# Advice on products for detailing



## Amplified315 (Jan 6, 2014)

Hi guys,

Just under 4 weeks until I pick up the new car. Looking at buying plenty of products and just want to get opinions on what's been used from washing to polishing. I want to build up a kit and would be interested in your thoughts and decent places to buy these.

Thanks


----------



## KIFOO (Nov 19, 2012)

Ultimate finish & polished bliss are two good online shops.Buy Meg's gold shampoo ,good quality wash mitt , 2 bucket wash system and soft drying towels .


----------



## davelincs (Jan 1, 2010)

Ultimate finish for me, all of there products are good


----------



## TheMetalMan0 (Jun 30, 2009)

If I was to start from scratch my full kit would consist of:

*Hardware*
2 Buckets
Pressure Washer
Snow Foam Lance
Lambs wool mitt
Drying Towel
Microfibre Cloths
Applicator Pads
Wheel woolies
Envy Brushes

*Wash*
Snow foam
Tar and Glue remover
Iron remover
Clay bar
Clay lube
Shampoo

*Shine*
Paint Cleaner (optional)
Polish
Metal Polish

*Finish*
Wax/Sealant
Quick Detailer

*Interior*
Glass Cleaner
Dash Cleaner
Liquid Leather

You can get away with a lot less than that if you're just after a basic kit, let me know if you'd like me to post


----------



## Amplified315 (Jan 6, 2014)

TheMetalMan0 said:


> If I was to start from scratch my full kit would consist of:
> 
> *Hardware*
> 2 Buckets
> ...


Thanks for the reply that's great. What brands do you recommend? Can you buy in bulk with things like quick detailers? I have got PH Neutral snow foam so far.


----------



## TheMetalMan0 (Jun 30, 2009)

Amplified315 said:


> Thanks for the reply that's great. What brands do you recommend? Can you buy in bulk with things like quick detailers? I have got PH Neutral snow foam so far.


Just realised I forgot one crucial thing off that list - a drying towel!
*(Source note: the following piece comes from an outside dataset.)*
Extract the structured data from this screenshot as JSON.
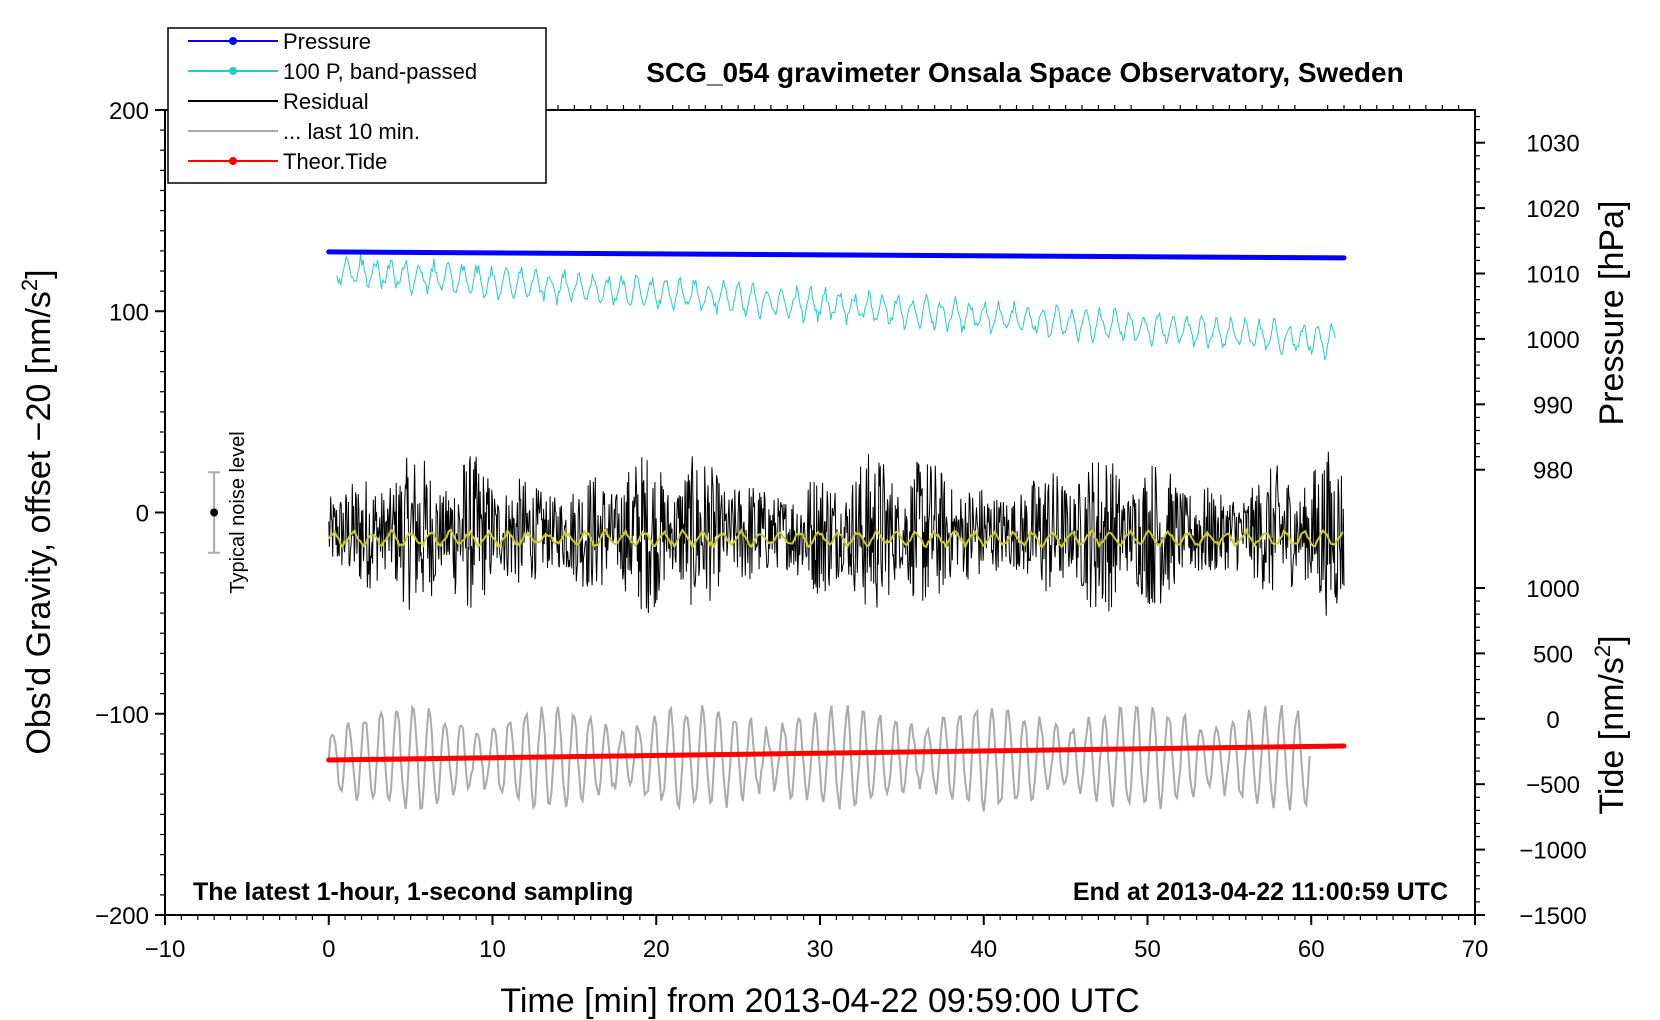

You'll always get different views on brands that people prefer, but stick with the big ones and you can't go far wrong. You can buy most things in bulk but I'd recommend buying smaller versions and trying them yourself, that way you can decide which products you like.

Big brands:
Chemical Guys
Autoglym
Auto Finesse
Dodo
GTechniq
Meguiars
Poorboys
Zanio

...and many MANY more 

Get yourself a basic kit then gradually add to it as you need more things, it can be overwhelming getting the whole kit from the outset then trying to do everything at once!


----------



## darylbenfield (Jun 29, 2011)

Good brands:

Sonax
Auto Finesse
Chemical Guys
Wheel Woolies
Rupes
Zaino


----------